Ringkasan Kalender September 2026 Lengkap dengan Weton
Kalender September 2026 lengkap dengan weton mencakup 30 tanggal Masehi.
Setiap tanggal memiliki kombinasi hari dan pasaran tertentu.
Tanggal 1 September 2026 adalah Selasa Legi.
Sementara itu, 30 September 2026 adalah Rabu Kliwon.
Bulan Jawa pada September berganti dari Mulud menuju Bakdamulud.
Pergantian tersebut berlangsung pada 14 September 2026.
Neptu setiap weton diperoleh dengan menjumlahkan nilai hari dan pasarannya.
Data ini dapat digunakan untuk memahami penanggalan Jawa secara lebih praktis.
Pada saat yang sama, kalender resmi pemerintah menunjukkan tidak ada libur nasional pada September 2026.
Dengan memahami perbedaan fungsi tersebut, Anda dapat menggunakan kalender Masehi dan kalender Jawa sesuai kebutuhan.
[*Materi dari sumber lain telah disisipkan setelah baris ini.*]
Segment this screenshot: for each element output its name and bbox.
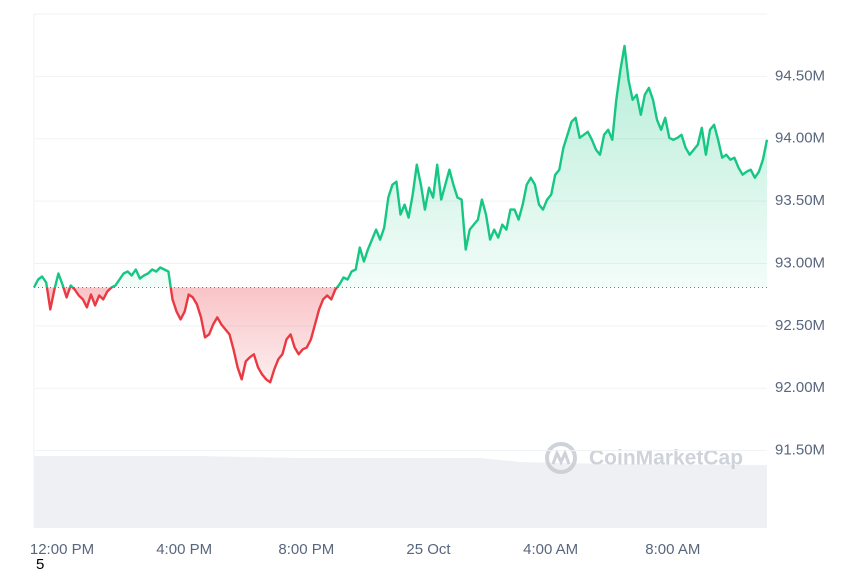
area-fill [34,45,767,383]
x-tick-label: 25 Oct [406,541,451,558]
x-tick-label: 12:00 PM [30,541,94,558]
x-tick-label: 8:00 PM [278,541,334,558]
corner-label: 5 [36,556,44,573]
price-line [32,44,769,384]
x-tick-label: 4:00 PM [156,541,212,558]
watermark-text: CoinMarketCap [589,447,743,470]
watermark: CoinMarketCap [545,442,743,474]
volume-area [34,456,767,528]
y-tick-label: 93.50M [775,192,825,209]
y-tick-label: 92.00M [775,379,825,396]
x-tick-label: 8:00 AM [645,541,700,558]
y-tick-label: 94.50M [775,67,825,84]
y-tick-label: 92.50M [775,317,825,334]
x-tick-label: 4:00 AM [523,541,578,558]
watermark-logo [545,442,577,474]
watermark-logo-mark [551,448,571,466]
y-tick-label: 94.00M [775,130,825,147]
y-tick-label: 91.50M [775,442,825,459]
y-tick-label: 93.00M [775,254,825,271]
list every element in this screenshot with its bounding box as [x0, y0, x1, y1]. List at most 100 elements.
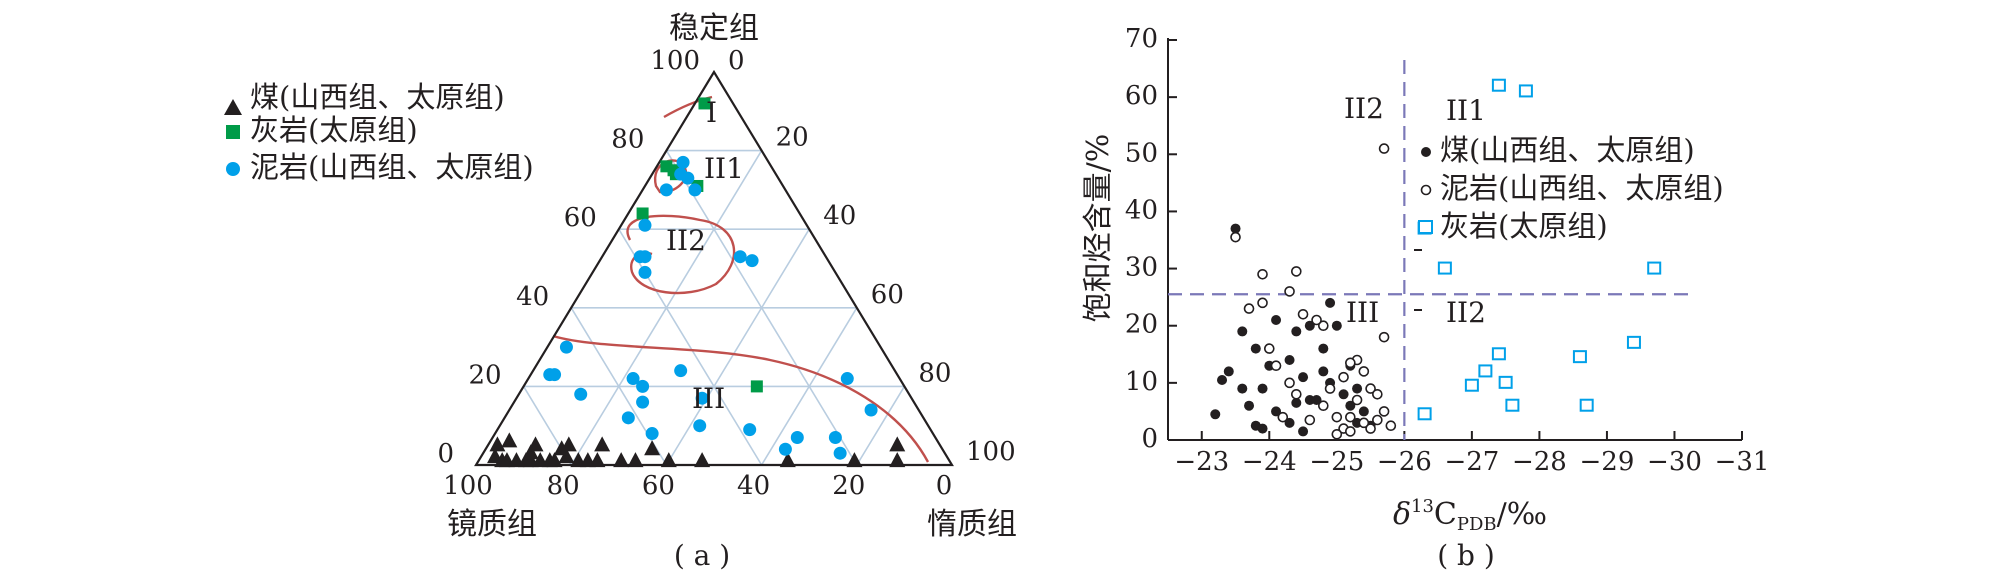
coal-triangle-point: [558, 448, 575, 464]
tick-label: 40: [823, 201, 856, 231]
coal-dot-point: [1244, 400, 1255, 411]
limestone-open-square-point: [1505, 398, 1520, 412]
limestone-square-point: [636, 207, 649, 220]
y-tick-label: 10: [1125, 367, 1158, 397]
zone-label-II1: II1: [704, 152, 744, 185]
mudstone-open-circle-point: [1385, 420, 1397, 432]
coal-dot-point: [1331, 320, 1342, 331]
mudstone-open-circle-point: [1358, 366, 1370, 377]
mudstone-circle-point: [621, 411, 635, 425]
coal-triangle-point: [889, 452, 906, 468]
legend-open-circle-icon: [1420, 184, 1432, 196]
mudstone-circle-point: [688, 183, 702, 197]
mudstone-open-circle-point: [1365, 423, 1376, 434]
coal-dot-point: [1257, 383, 1268, 394]
limestone-open-square-point: [1491, 78, 1506, 92]
mudstone-open-circle-point: [1318, 320, 1329, 332]
y-tick-label: 30: [1125, 253, 1158, 283]
mudstone-circle-point: [636, 379, 650, 393]
coal-dot-point: [1210, 409, 1221, 420]
zone-label-II2-right: II2: [1446, 296, 1486, 329]
coal-dot-point: [1230, 223, 1241, 234]
coal-dot-point: [1271, 315, 1282, 325]
x-tick-label: −25: [1309, 447, 1364, 477]
limestone-open-square-point: [1437, 261, 1452, 275]
ternary-grid: [522, 149, 906, 466]
coal-dot-point: [1291, 326, 1302, 337]
legend-a-series-3: 泥岩(山西组、太原组): [250, 150, 534, 184]
zone-dividers: [1168, 60, 1695, 440]
mudstone-open-circle-point: [1372, 388, 1383, 400]
ternary-frame: [474, 69, 954, 467]
legend-b-series-1: 煤(山西组、太原组): [1440, 133, 1695, 167]
y-axis-label: 饱和烃含量/%: [1081, 134, 1116, 323]
mudstone-circle-point: [778, 442, 792, 456]
y-tick-label: 70: [1125, 24, 1158, 54]
coal-dot-point: [1325, 297, 1336, 308]
mudstone-circle-point: [674, 364, 688, 378]
mudstone-open-circle-point: [1243, 303, 1255, 314]
tick-label: 0: [437, 439, 454, 469]
coal-triangle-point: [553, 440, 570, 456]
coal-dot-point: [1311, 395, 1322, 405]
tick-label: 20: [776, 123, 809, 153]
limestone-open-square-point: [1518, 84, 1533, 98]
mudstone-circle-point: [693, 419, 707, 433]
mudstone-circle-point: [638, 250, 652, 264]
coal-dot-point: [1217, 375, 1228, 385]
mudstone-open-circle-point: [1338, 371, 1349, 383]
legend-circle-icon: [226, 162, 240, 176]
mudstone-open-circle-point: [1331, 428, 1343, 440]
mudstone-circle-point: [828, 430, 842, 444]
ternary-outline: [474, 69, 954, 467]
mudstone-open-circle-point: [1358, 417, 1370, 429]
tick-label: 80: [547, 471, 580, 501]
limestone-open-square-point: [1417, 407, 1432, 421]
zone-boundary-III: [552, 334, 930, 463]
grid-line: [856, 385, 906, 466]
mudstone-circle-point: [733, 250, 747, 264]
caption-b: ( b ): [1437, 539, 1495, 572]
mudstone-circle-point: [626, 372, 640, 386]
vertex-label-right: 惰质组: [927, 507, 1017, 542]
coal-triangle-point: [594, 436, 611, 452]
limestone-open-square-point: [1572, 350, 1587, 364]
mudstone-circle-point: [681, 171, 695, 185]
mudstone-open-circle-point: [1270, 360, 1282, 372]
tick-label: 60: [564, 203, 597, 233]
coal-dot-point: [1352, 383, 1363, 394]
x-axis-label-sup: 13: [1411, 496, 1434, 517]
vertex-label-top: 稳定组: [669, 11, 759, 46]
coal-dot-point: [1298, 372, 1309, 383]
x-tick-label: −27: [1444, 447, 1499, 477]
coal-triangle-point: [779, 452, 796, 468]
mudstone-circle-point: [790, 430, 804, 444]
mudstone-circle-point: [636, 395, 650, 409]
mudstone-open-circle-point: [1372, 414, 1383, 426]
limestone-open-square-point: [1478, 364, 1493, 378]
coal-dot-point: [1291, 397, 1302, 408]
zone-label-III-b: III: [1346, 296, 1379, 329]
coal-triangle-point: [627, 452, 644, 468]
coal-dot-point: [1284, 417, 1295, 428]
scatter-chart: 0 10 20 30 40 50 60 70 −23 −24 −25 −26 −27 −28 −29 −30−…: [1081, 24, 1769, 572]
legend-a-series-2: 灰岩(太原组): [250, 113, 418, 147]
coal-dot-point: [1304, 320, 1315, 331]
mudstone-open-circle-point: [1378, 406, 1390, 417]
mudstone-open-circle-point: [1257, 268, 1268, 280]
y-tick-label: 50: [1125, 138, 1158, 168]
tick-label: 80: [918, 358, 951, 388]
zone-label-II2-top: II2: [1344, 92, 1384, 125]
coal-triangle-point: [489, 436, 506, 452]
caption-a: ( a ): [674, 539, 730, 572]
mudstone-open-circle-point: [1378, 143, 1390, 154]
coal-triangle-point: [501, 432, 518, 448]
legend-open-square-icon: [1418, 220, 1433, 234]
mudstone-circle-point: [645, 427, 659, 441]
mudstone-open-circle-point: [1284, 286, 1295, 297]
y-tick-label: 20: [1125, 310, 1158, 340]
mudstone-open-circle-point: [1297, 308, 1309, 320]
coal-triangle-point: [546, 452, 563, 468]
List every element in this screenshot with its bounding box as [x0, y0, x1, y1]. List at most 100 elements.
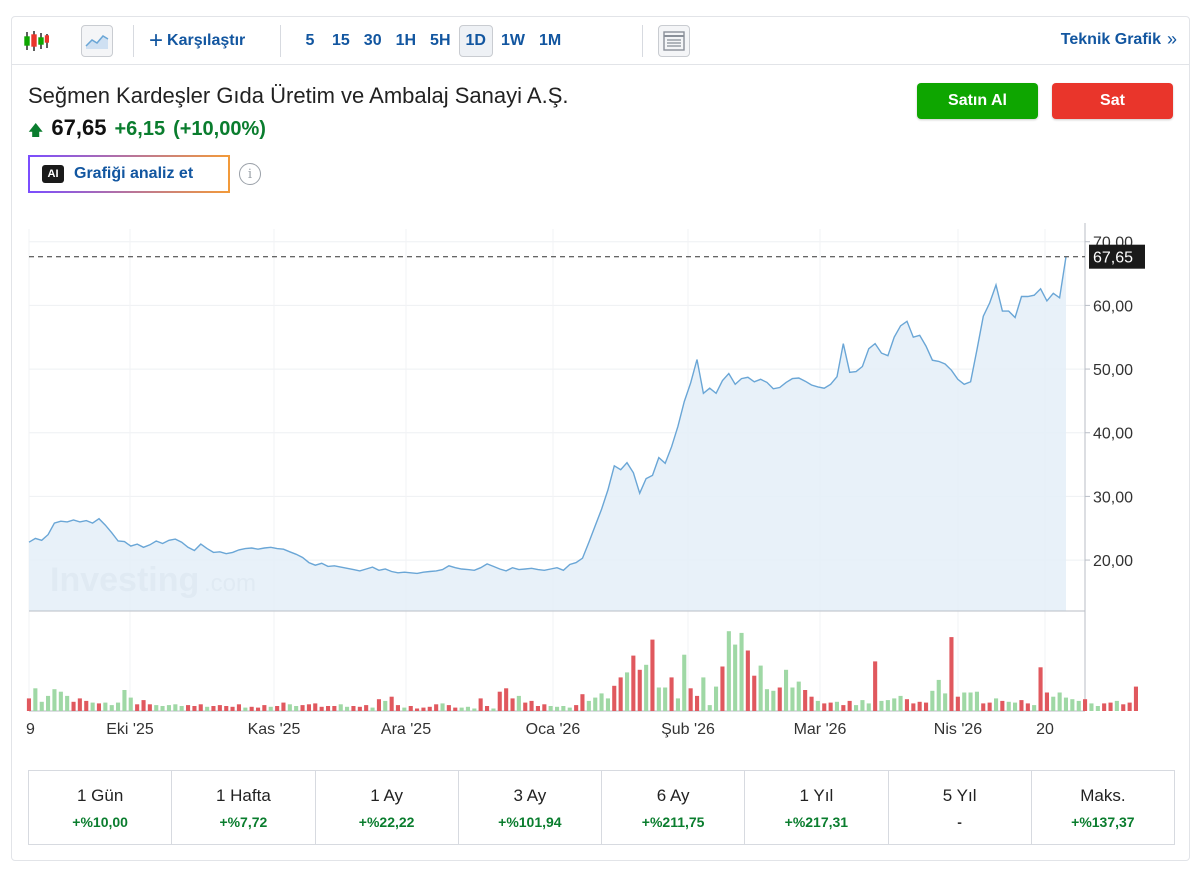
volume-bar	[599, 693, 604, 711]
compare-label: Karşılaştır	[167, 32, 246, 49]
range-button-1m[interactable]: 1M	[538, 32, 562, 49]
volume-bar	[465, 706, 470, 711]
volume-bar	[745, 650, 750, 711]
range-button-15[interactable]: 15	[332, 32, 350, 49]
volume-bar	[593, 697, 598, 711]
volume-bar	[586, 700, 591, 711]
volume-bar	[230, 706, 235, 711]
volume-bar	[1127, 702, 1132, 711]
volume-bar	[236, 704, 241, 711]
volume-bar	[256, 707, 261, 711]
analyze-chart-button[interactable]: AI Grafiği analiz et	[28, 155, 230, 193]
performance-cell[interactable]: Maks. +%137,37	[1032, 771, 1174, 844]
volume-bar	[370, 707, 375, 711]
volume-bar	[395, 705, 400, 711]
volume-bar	[485, 706, 490, 711]
sell-button[interactable]: Sat	[1052, 83, 1173, 119]
volume-bar	[478, 698, 483, 711]
performance-cell[interactable]: 5 Yıl -	[889, 771, 1032, 844]
price-row: 🡅 67,65 +6,15 (+10,00%)	[28, 115, 266, 145]
x-tick-label: Eki '25	[106, 721, 154, 738]
performance-cell[interactable]: 1 Hafta +%7,72	[172, 771, 316, 844]
volume-bar	[173, 704, 178, 711]
volume-bar	[739, 632, 744, 711]
volume-bar	[345, 706, 350, 711]
volume-bar	[701, 677, 706, 711]
volume-bar	[656, 687, 661, 711]
volume-bar	[949, 637, 954, 711]
volume-bar	[644, 664, 649, 711]
x-tick-label: 20	[1036, 721, 1054, 738]
price-change-percent: (+10,00%)	[173, 118, 266, 140]
range-button-1w[interactable]: 1W	[500, 32, 525, 49]
performance-cell[interactable]: 3 Ay +%101,94	[459, 771, 602, 844]
y-tick-label: 60,00	[1093, 298, 1133, 315]
volume-bar	[306, 704, 311, 711]
range-button-30[interactable]: 30	[363, 32, 382, 49]
volume-bar	[1013, 702, 1018, 711]
volume-bar	[815, 700, 820, 711]
volume-bar	[205, 706, 210, 711]
volume-bar	[179, 706, 184, 711]
volume-bar	[854, 705, 859, 711]
volume-bar	[523, 702, 528, 711]
volume-bar	[1121, 704, 1126, 711]
price-area	[29, 256, 1066, 611]
range-button-5h[interactable]: 5H	[430, 32, 451, 49]
volume-bar	[52, 689, 57, 711]
price-chart[interactable]: Investing.com20,0030,0040,0050,0060,0070…	[12, 213, 1189, 743]
volume-bar	[924, 702, 929, 711]
volume-bar	[186, 705, 191, 711]
volume-bar	[1070, 699, 1075, 711]
performance-period: 1 Yıl	[799, 785, 834, 805]
range-button-1h[interactable]: 1H	[395, 32, 417, 49]
volume-bar	[224, 706, 229, 711]
volume-bar	[268, 706, 273, 711]
x-tick-label: Oca '26	[526, 721, 581, 738]
volume-bar	[1051, 696, 1056, 711]
performance-cell[interactable]: 1 Gün +%10,00	[29, 771, 173, 844]
range-button-5[interactable]: 5	[305, 32, 315, 49]
volume-bar	[1044, 692, 1049, 711]
volume-bar	[1038, 667, 1043, 711]
volume-bar	[777, 687, 782, 711]
buy-button[interactable]: Satın Al	[917, 83, 1038, 119]
volume-bar	[408, 706, 413, 711]
table-view-icon[interactable]	[658, 25, 690, 57]
volume-bar	[758, 665, 763, 711]
last-price: 67,65	[51, 115, 107, 140]
volume-bar	[472, 708, 477, 711]
volume-bar	[764, 689, 769, 711]
volume-bar	[249, 706, 254, 711]
volume-bar	[771, 690, 776, 711]
volume-bar	[663, 687, 668, 711]
volume-bar	[968, 692, 973, 711]
volume-bar	[122, 690, 127, 711]
volume-bar	[841, 705, 846, 711]
volume-bar	[535, 706, 540, 711]
price-change: +6,15	[114, 118, 166, 140]
volume-bar	[892, 698, 897, 711]
performance-cell[interactable]: 6 Ay +%211,75	[602, 771, 746, 844]
performance-cell[interactable]: 1 Yıl +%217,31	[745, 771, 889, 844]
area-chart-icon[interactable]	[81, 25, 113, 57]
volume-bar	[1089, 703, 1094, 711]
volume-bar	[211, 706, 216, 711]
performance-value: +%101,94	[498, 813, 562, 830]
performance-cell[interactable]: 1 Ay +%22,22	[316, 771, 459, 844]
volume-bar	[160, 706, 165, 711]
info-icon[interactable]: i	[239, 163, 261, 185]
candlestick-chart-icon[interactable]	[20, 25, 52, 57]
volume-bar	[300, 705, 305, 711]
performance-value: +%211,75	[641, 813, 705, 830]
performance-period: Maks.	[1080, 785, 1126, 805]
technical-chart-link[interactable]: Teknik Grafik »	[1061, 29, 1177, 50]
volume-bar	[726, 631, 731, 711]
compare-button[interactable]: + Karşılaştır	[149, 29, 245, 53]
range-button-1d[interactable]: 1D	[458, 25, 493, 57]
volume-bar	[796, 681, 801, 711]
volume-bar	[834, 701, 839, 711]
performance-period: 5 Yıl	[942, 785, 977, 805]
volume-bar	[612, 685, 617, 711]
volume-bar	[1076, 700, 1081, 711]
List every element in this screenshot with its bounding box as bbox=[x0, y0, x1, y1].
FAQ Kalender September 2026 Lengkap dengan Weton
1. 1 September 2026 wetonnya apa?
1 September 2026 jatuh pada Selasa Legi.
Neptu Selasa Legi adalah 8.
Tanggal Jawanya adalah 18 Mulud 1960.
2. Kapan September 2026 masuk Bakdamulud?
September 2026 memasuki 1 Bakdamulud pada 14 September.
Tanggal tersebut jatuh pada Senin Wage.
3. Apa weton 17 September 2026?
17 September 2026 jatuh pada Kamis Pahing.
Neptunya adalah 17.
Tanggal Jawanya adalah 4 Bakdamulud 1960.
4. Apa weton 25 September 2026?
25 September 2026 jatuh pada Jumat Kliwon.
Neptu Jumat Kliwon adalah 14.
Tanggal Jawanya adalah 12 Bakdamulud 1960.
5. Apa weton 30 September 2026?
30 September 2026 jatuh pada Rabu Kliwon.
Neptunya adalah 15.
Tanggal Jawanya adalah 17 Bakdamulud 1960.
6. Apakah September 2026 memiliki libur nasional?
Tidak ada libur nasional pada September 2026 dalam daftar SKB pemerintah.
Libur nasional sebelum September adalah 25 Agustus.
Libur nasional berikutnya adalah 25 Desember.
Kesimpulan
Kalender September 2026 lengkap dengan weton memberikan informasi lebih dari sekadar tanggal.
Di dalamnya terdapat hari, pasaran, weton, neptu, dan tanggal Jawa.
Data tersebut membantu siapa saja yang ingin mempelajari sistem penanggalan Jawa.
Selain itu, kalender ini dapat menjadi referensi untuk dokumentasi tradisi keluarga.
Namun, interpretasi weton tetap perlu ditempatkan dalam konteks budaya.
Jangan menggunakannya sebagai satu-satunya dasar untuk keputusan penting.
Dengan begitu, kalender Jawa dapat dipelajari secara kritis tanpa kehilangan nilai budayanya.
September 2026 juga memperlihatkan bagaimana kalender Masehi dan Jawa dapat digunakan berdampingan.
Keduanya memiliki fungsi dan sistem yang berbeda.
Karena itu, memahami keduanya akan membuat pencatatan tanggal menjadi lebih lengkap dan teratur.